Genitori preoccupati. Gli psicologi incontrano chi ha assistito all’aggressione .

La reazione dei compagni: "Mia figlia ora ha paura"

La reazione dei compagni: "Mia figlia ora ha paura"

Sono passati quattro giorni dall’aggressione allo studente della scuola per cuochi, pasticceri e direttori di sala e di bar di via Gigli a Pieve Emanuele e la situazione lentamente sta tornando alla normalità. Ieri gli psicologi hanno iniziato a incontrare gli studenti, per primi quelli che hanno assistito alla scena cruenta, una ventina. Le notizie positive che giungono dall’ospedale, e che riferiscono di possibili dimissioni dello studente di 16 anni aggredito, stanno contribuendo a rasserenare gli animi anche se lo choc è stato forte. "Mia figlia ora ha paura di andare a scuola, per questo l’accompagniamo tutti i giorni – racconta una madre –. Una storia brutta che speriamo si chiuda presto". A quanto racconta un’altra mamma, il cui figlio frequenta il primo anno, ci sono ancora tanti ragazzi che vivono queste vicende come un gioco. "Secondo alcune “voci di corridoio“, il ragazzo accoltellato sarebbe stato aggredito in seguito a una “missione punitiva“, perchè avrebbe litigato con una ragazzina amica del diciottenne e le avrebbe dato uno schiaffo. Insomma storie di prepotenza e bullismo che rischiano di rovinare i nostri figli".

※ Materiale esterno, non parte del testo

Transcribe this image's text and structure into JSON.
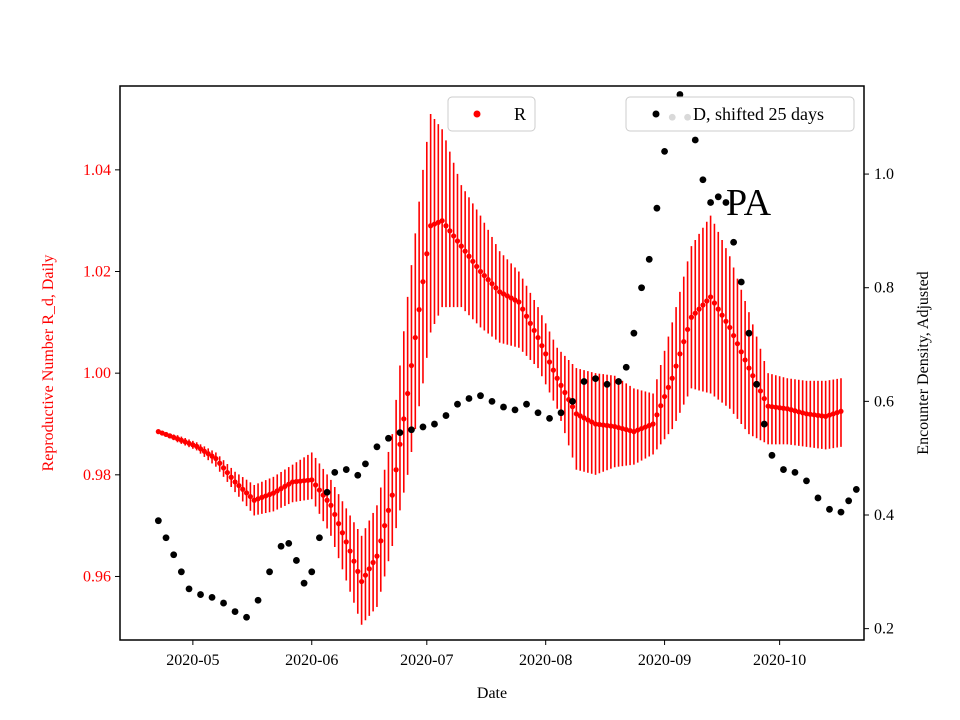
{
  "chart_data": {
    "type": "scatter",
    "xlabel": "Date",
    "ylabel_left": "Reproductive Number R_d, Daily",
    "ylabel_right": "Encounter Density, Adjusted",
    "annotation": "PA",
    "x_ticks": [
      "2020-05",
      "2020-06",
      "2020-07",
      "2020-08",
      "2020-09",
      "2020-10"
    ],
    "y_left_ticks": [
      "0.96",
      "0.98",
      "1.00",
      "1.02",
      "1.04"
    ],
    "y_right_ticks": [
      "0.2",
      "0.4",
      "0.6",
      "0.8",
      "1.0"
    ],
    "y_left_range": [
      0.9475,
      1.0565
    ],
    "y_right_range": [
      0.18,
      1.155
    ],
    "x_range_days_label": "2020-04-12 to 2020-10-23",
    "colors": {
      "R": "#ff0000",
      "D": "#000000"
    },
    "legend": [
      {
        "label": "R",
        "color": "#ff0000",
        "position": "top-center"
      },
      {
        "label": "D, shifted 25 days",
        "color": "#000000",
        "position": "top-right"
      }
    ],
    "series": [
      {
        "name": "R",
        "axis": "left",
        "style": "points with error bars",
        "points": [
          [
            "2020-04-22",
            0.9885,
            0.9885,
            0.9885
          ],
          [
            "2020-04-27",
            0.9871,
            0.9878,
            0.9864
          ],
          [
            "2020-05-02",
            0.9856,
            0.9864,
            0.9848
          ],
          [
            "2020-05-07",
            0.9832,
            0.9844,
            0.9816
          ],
          [
            "2020-05-12",
            0.9786,
            0.9806,
            0.9766
          ],
          [
            "2020-05-17",
            0.975,
            0.978,
            0.972
          ],
          [
            "2020-05-22",
            0.9764,
            0.9796,
            0.9728
          ],
          [
            "2020-05-27",
            0.9786,
            0.982,
            0.9746
          ],
          [
            "2020-06-01",
            0.979,
            0.9844,
            0.9752
          ],
          [
            "2020-06-06",
            0.974,
            0.979,
            0.968
          ],
          [
            "2020-06-11",
            0.965,
            0.972,
            0.957
          ],
          [
            "2020-06-14",
            0.959,
            0.968,
            0.9505
          ],
          [
            "2020-06-18",
            0.964,
            0.974,
            0.954
          ],
          [
            "2020-06-22",
            0.976,
            0.988,
            0.966
          ],
          [
            "2020-06-26",
            0.996,
            1.015,
            0.98
          ],
          [
            "2020-06-30",
            1.018,
            1.04,
            0.998
          ],
          [
            "2020-07-02",
            1.029,
            1.051,
            1.008
          ],
          [
            "2020-07-05",
            1.03,
            1.048,
            1.013
          ],
          [
            "2020-07-10",
            1.025,
            1.037,
            1.013
          ],
          [
            "2020-07-15",
            1.02,
            1.031,
            1.009
          ],
          [
            "2020-07-20",
            1.016,
            1.024,
            1.006
          ],
          [
            "2020-07-25",
            1.014,
            1.02,
            1.005
          ],
          [
            "2020-07-30",
            1.007,
            1.013,
            1.001
          ],
          [
            "2020-08-04",
            0.999,
            1.005,
            0.993
          ],
          [
            "2020-08-09",
            0.992,
            1.001,
            0.981
          ],
          [
            "2020-08-14",
            0.99,
            1.0,
            0.98
          ],
          [
            "2020-08-19",
            0.9895,
            0.9995,
            0.9815
          ],
          [
            "2020-08-24",
            0.9885,
            0.997,
            0.982
          ],
          [
            "2020-08-29",
            0.99,
            0.996,
            0.984
          ],
          [
            "2020-09-03",
            0.999,
            1.01,
            0.989
          ],
          [
            "2020-09-08",
            1.011,
            1.025,
            0.997
          ],
          [
            "2020-09-13",
            1.015,
            1.031,
            0.996
          ],
          [
            "2020-09-18",
            1.009,
            1.023,
            0.993
          ],
          [
            "2020-09-23",
            1.001,
            1.012,
            0.988
          ],
          [
            "2020-09-28",
            0.9935,
            1.0,
            0.986
          ],
          [
            "2020-10-03",
            0.993,
            0.999,
            0.986
          ],
          [
            "2020-10-08",
            0.992,
            0.9985,
            0.9855
          ],
          [
            "2020-10-13",
            0.9915,
            0.9985,
            0.985
          ],
          [
            "2020-10-17",
            0.9925,
            0.999,
            0.9855
          ]
        ]
      },
      {
        "name": "D, shifted 25 days",
        "axis": "right",
        "style": "points",
        "points": [
          [
            "2020-04-22",
            0.39
          ],
          [
            "2020-04-24",
            0.36
          ],
          [
            "2020-04-26",
            0.33
          ],
          [
            "2020-04-28",
            0.3
          ],
          [
            "2020-04-30",
            0.27
          ],
          [
            "2020-05-03",
            0.26
          ],
          [
            "2020-05-06",
            0.255
          ],
          [
            "2020-05-09",
            0.245
          ],
          [
            "2020-05-12",
            0.23
          ],
          [
            "2020-05-15",
            0.22
          ],
          [
            "2020-05-18",
            0.25
          ],
          [
            "2020-05-21",
            0.3
          ],
          [
            "2020-05-24",
            0.345
          ],
          [
            "2020-05-26",
            0.35
          ],
          [
            "2020-05-28",
            0.32
          ],
          [
            "2020-05-30",
            0.28
          ],
          [
            "2020-06-01",
            0.3
          ],
          [
            "2020-06-03",
            0.36
          ],
          [
            "2020-06-05",
            0.44
          ],
          [
            "2020-06-07",
            0.475
          ],
          [
            "2020-06-10",
            0.48
          ],
          [
            "2020-06-13",
            0.47
          ],
          [
            "2020-06-15",
            0.49
          ],
          [
            "2020-06-18",
            0.52
          ],
          [
            "2020-06-21",
            0.535
          ],
          [
            "2020-06-24",
            0.545
          ],
          [
            "2020-06-27",
            0.55
          ],
          [
            "2020-06-30",
            0.555
          ],
          [
            "2020-07-03",
            0.56
          ],
          [
            "2020-07-06",
            0.575
          ],
          [
            "2020-07-09",
            0.595
          ],
          [
            "2020-07-12",
            0.605
          ],
          [
            "2020-07-15",
            0.61
          ],
          [
            "2020-07-18",
            0.6
          ],
          [
            "2020-07-21",
            0.59
          ],
          [
            "2020-07-24",
            0.585
          ],
          [
            "2020-07-27",
            0.595
          ],
          [
            "2020-07-30",
            0.58
          ],
          [
            "2020-08-02",
            0.57
          ],
          [
            "2020-08-05",
            0.58
          ],
          [
            "2020-08-08",
            0.6
          ],
          [
            "2020-08-11",
            0.635
          ],
          [
            "2020-08-14",
            0.64
          ],
          [
            "2020-08-17",
            0.63
          ],
          [
            "2020-08-20",
            0.635
          ],
          [
            "2020-08-22",
            0.66
          ],
          [
            "2020-08-24",
            0.72
          ],
          [
            "2020-08-26",
            0.8
          ],
          [
            "2020-08-28",
            0.85
          ],
          [
            "2020-08-30",
            0.94
          ],
          [
            "2020-09-01",
            1.04
          ],
          [
            "2020-09-03",
            1.1
          ],
          [
            "2020-09-05",
            1.14
          ],
          [
            "2020-09-07",
            1.1
          ],
          [
            "2020-09-09",
            1.06
          ],
          [
            "2020-09-11",
            0.99
          ],
          [
            "2020-09-13",
            0.95
          ],
          [
            "2020-09-15",
            0.96
          ],
          [
            "2020-09-17",
            0.95
          ],
          [
            "2020-09-19",
            0.88
          ],
          [
            "2020-09-21",
            0.81
          ],
          [
            "2020-09-23",
            0.72
          ],
          [
            "2020-09-25",
            0.63
          ],
          [
            "2020-09-27",
            0.56
          ],
          [
            "2020-09-29",
            0.505
          ],
          [
            "2020-10-02",
            0.48
          ],
          [
            "2020-10-05",
            0.475
          ],
          [
            "2020-10-08",
            0.46
          ],
          [
            "2020-10-11",
            0.43
          ],
          [
            "2020-10-14",
            0.41
          ],
          [
            "2020-10-17",
            0.405
          ],
          [
            "2020-10-19",
            0.425
          ],
          [
            "2020-10-21",
            0.445
          ]
        ]
      }
    ]
  }
}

"I ragazzi sicuramente sono rimasti tutti scioccati e anche noi genitori – racconta Toti Piacentino, rappresentante dei genitori della seconda A Bar e Sala –. Io personalmente la mattina dopo ho accompagnato a scuola mia figlia per rasserenarla un po’ e farle sentire la mia vicinanza e la mia presenza. Dopo aver discusso con lei di quanto è accaduto, non ne parliamo più perché queste brutte storie devono essere dimenticate. Purtroppo la filosofia imperante oggi è: finché capita agli altri non ci preoccupiamo. Nessuno di noi ovviamente ha dato colpa alla scuola o alle istituzioni, in quanto si sono comportate in maniera egregia e già ieri hanno mandato alcuni psicologi che hanno iniziato a sentire i ragazzi, in particolare quelli più scossi, ossia coloro che hanno assistito all’aggressione. Per fortuna il ragazzo sta meglio e nei prossimi giorni dovrebbe uscire all’ospedale questo sta aiutando a far diminuire la tensione".